Early this week Frank Navarro, a United States Holocaust Memorial Museum trained teacher who has taught at Mountain View High School in California for 40 years, was put on leave after a parent complained about the parallels he was drawing in his world studies class. He was accused of comparing Trump to Hitler, but in actuality he had only pointed out the connections between Trump’s presidential campaign and Hitler’s rise to power.
On September 1 of this year, Holocaust scholar Michael Berenbaum wrote in the article With gratitude toward Donald Trump, how as an educator, he was grateful to Trump for making it easier for him to explain to his students, how it was possible for the Nazis and Hitler to come to power. In my own classroom, it is my students who have made the connections, as I certainly did not have to spell it out for them. We all agree that Trump is not Hitler, but certainly the rhetoric and unabashed racism, antisemitism and xenophobia unleashed by his campaign reminds us of the tactics used by Hitler, the Nazis and his followers.
We all spent an enormously long election season shaking our heads in response to the rhetoric used by the Trump campaign and worried about the reappearance of hate groups such as the Klan and White Supremacists who felt emboldened enough to endorse a major presidential candidate and to insert themselves into the mainstream. Many of us ultimately believed we would get to November 9, breathe a sigh a relief and celebrate a return to normal, but instead the very thing we shook off and feared came true.
I am not condemning those who voted for our President elect nor am I assigning all of the world’s evils upon him. What I and so many others are concerned with is the releasing of the hatred, the appointment of Steve Bannon, a known White Supremacist and Antisemite as his chief White House strategist and senior counselor, as well as others who subscribe to the same ideology. These actions have further empowered the once fringe hate groups and their followers to feel comfortable to spread their hatred and prejudice with a freedom we have not seen in a very long time.
I teach a Holocaust class at a Community College in Phoenix, Arizona that has a diverse population of students of various ethnic groups. The majority of my students are non-white, indigenous or immigrants, Hispanic, Mexican and Muslim and understandably they are concerned about their and their family’s future. Seeing the parallels does not ease their fear, nor mine for that matter, but as an educator it is my job to help them to also see that they can play an active role in preventing and fighting prejudice.
On the day after the election, we discussed how the US government is structured.

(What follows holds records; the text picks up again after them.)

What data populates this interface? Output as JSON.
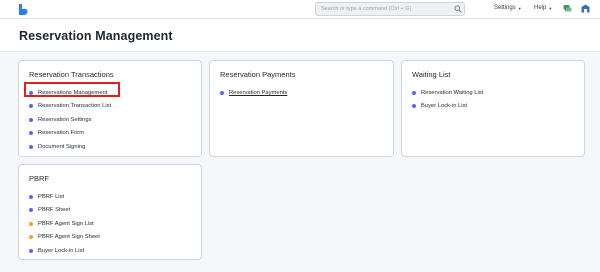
{
  "navbar": {
    "search_placeholder": "Search or type a command (Ctrl + G)",
    "settings_label": "Settings",
    "help_label": "Help"
  },
  "page": {
    "title": "Reservation Management"
  },
  "cards": {
    "reservation_transactions": {
      "title": "Reservation Transactions",
      "items": [
        "Reservations Management",
        "Reservation Transaction List",
        "Reservation Settings",
        "Reservation Form",
        "Document Signing"
      ]
    },
    "reservation_payments": {
      "title": "Reservation Payments",
      "items": [
        "Reservation Payments"
      ]
    },
    "waiting_list": {
      "title": "Waiting List",
      "items": [
        "Reservation Waiting List",
        "Buyer Lock-in List"
      ]
    },
    "pbrf": {
      "title": "PBRF",
      "items": [
        "PBRF List",
        "PBRF Sheet",
        "PBRF Agent Sign List",
        "PBRF Agent Sign Sheet",
        "Buyer Lock-in List"
      ]
    }
  },
  "colors": {
    "accent": "#5e64ff",
    "warning": "#f4a12a",
    "highlight": "#e11d1d"
  }
}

We then looked at a film clip from the Nuremberg Trials showing the organizational chart of the government of the Third Reich. The size of the chart is quite large and it is remarked it could be larger still, but it would be too hard to read. What was largely noticeable was who sat at the top of the chart: Hitler, and only Hitler, as everyone answered to him. That is a dictatorship, which of course the United States is not. People may not like the results of the election, and those who did like the results are angered by those who did not, for taking their displeasure to the streets. But it is this ability to disagree, and to be able to protest, that makes us America and not Nazi Germany.

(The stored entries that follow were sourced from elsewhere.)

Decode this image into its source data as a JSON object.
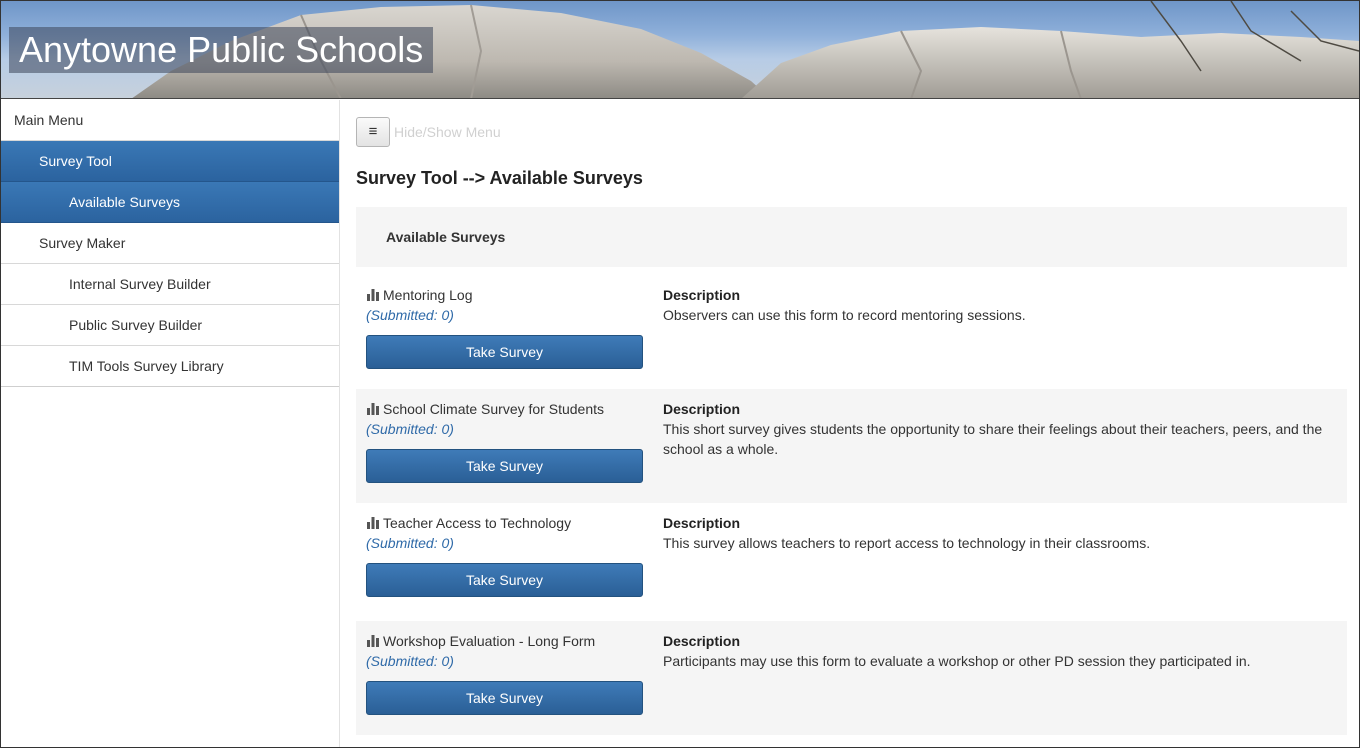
{
  "header": {
    "title": "Anytowne Public Schools"
  },
  "sidebar": {
    "items": [
      {
        "label": "Main Menu"
      },
      {
        "label": "Survey Tool"
      },
      {
        "label": "Available Surveys"
      },
      {
        "label": "Survey Maker"
      },
      {
        "label": "Internal Survey Builder"
      },
      {
        "label": "Public Survey Builder"
      },
      {
        "label": "TIM Tools Survey Library"
      }
    ]
  },
  "toolbar": {
    "toggle_icon": "≡",
    "toggle_label": "Hide/Show Menu"
  },
  "main": {
    "page_title": "Survey Tool --> Available Surveys",
    "panel_title": "Available Surveys",
    "surveys": [
      {
        "name": "Mentoring Log",
        "submitted": "(Submitted: 0)",
        "button": "Take Survey",
        "description_label": "Description",
        "description": "Observers can use this form to record mentoring sessions."
      },
      {
        "name": "School Climate Survey for Students",
        "submitted": "(Submitted: 0)",
        "button": "Take Survey",
        "description_label": "Description",
        "description": "This short survey gives students the opportunity to share their feelings about their teachers, peers, and the school as a whole."
      },
      {
        "name": "Teacher Access to Technology",
        "submitted": "(Submitted: 0)",
        "button": "Take Survey",
        "description_label": "Description",
        "description": "This survey allows teachers to report access to technology in their classrooms."
      },
      {
        "name": "Workshop Evaluation - Long Form",
        "submitted": "(Submitted: 0)",
        "button": "Take Survey",
        "description_label": "Description",
        "description": "Participants may use this form to evaluate a workshop or other PD session they participated in."
      }
    ]
  },
  "colors": {
    "accent": "#2b639f",
    "link": "#2f6aa8",
    "row_alt": "#f5f5f5"
  },
  "icons": {
    "survey": "bar-chart-icon",
    "toggle": "hamburger-icon"
  }
}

Today we started discussing Primo Levi’s Survival in Auschwitz, and my students spent a lot of time discussing Levi’s warning:
“Many people-many nations-can find themselves holding, more or less wittingly, that every stranger is an enemy. For the most part this conviction lies deep down like some latent infection; it betrays itself only in random, disconnected acts, and does not lie at the base of a system of reason. But when it does come about, when unspoken dogma becomes the major premise in a syllogism, then, at the end of the chain, there is the Lager. … The story of the death camps should be understood by everyone as a sinister alarm signal.”

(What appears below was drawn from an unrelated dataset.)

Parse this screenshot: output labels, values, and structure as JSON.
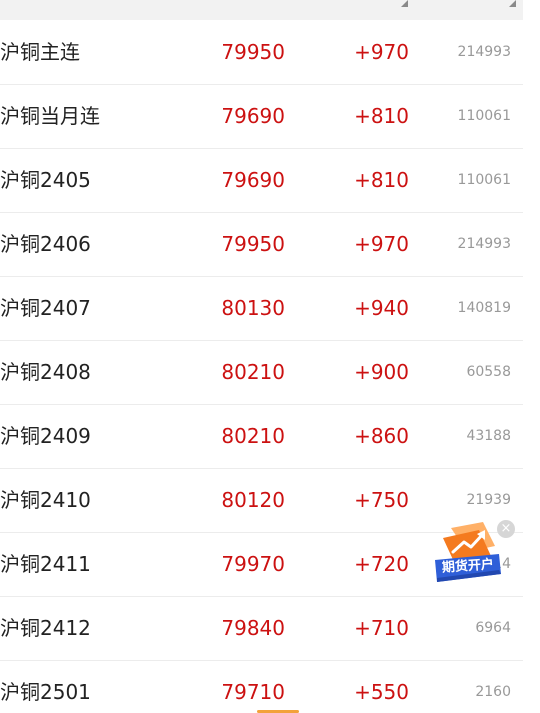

Every generation has created the enemy of the stranger-the “other.” For years, hatred and prejudice has laid dormant, in the US and around the world, and now it is out in the open for all to see. We, as educators, need to help our students understand the similarities and the differences of historic events to our current lives. Historical parallelisms should help us to be more civic minded, to get involved, as we all must band together to fight this epidemic so that it does not end in the result that Levi and so many million others were forced to endure.
Jodi Elowitz is an adjunct professor of the Humanities at Gateway Community College in Phoenix, Arizona, and former Program Coordinator for the Center for Holocaust and Genocide Studies.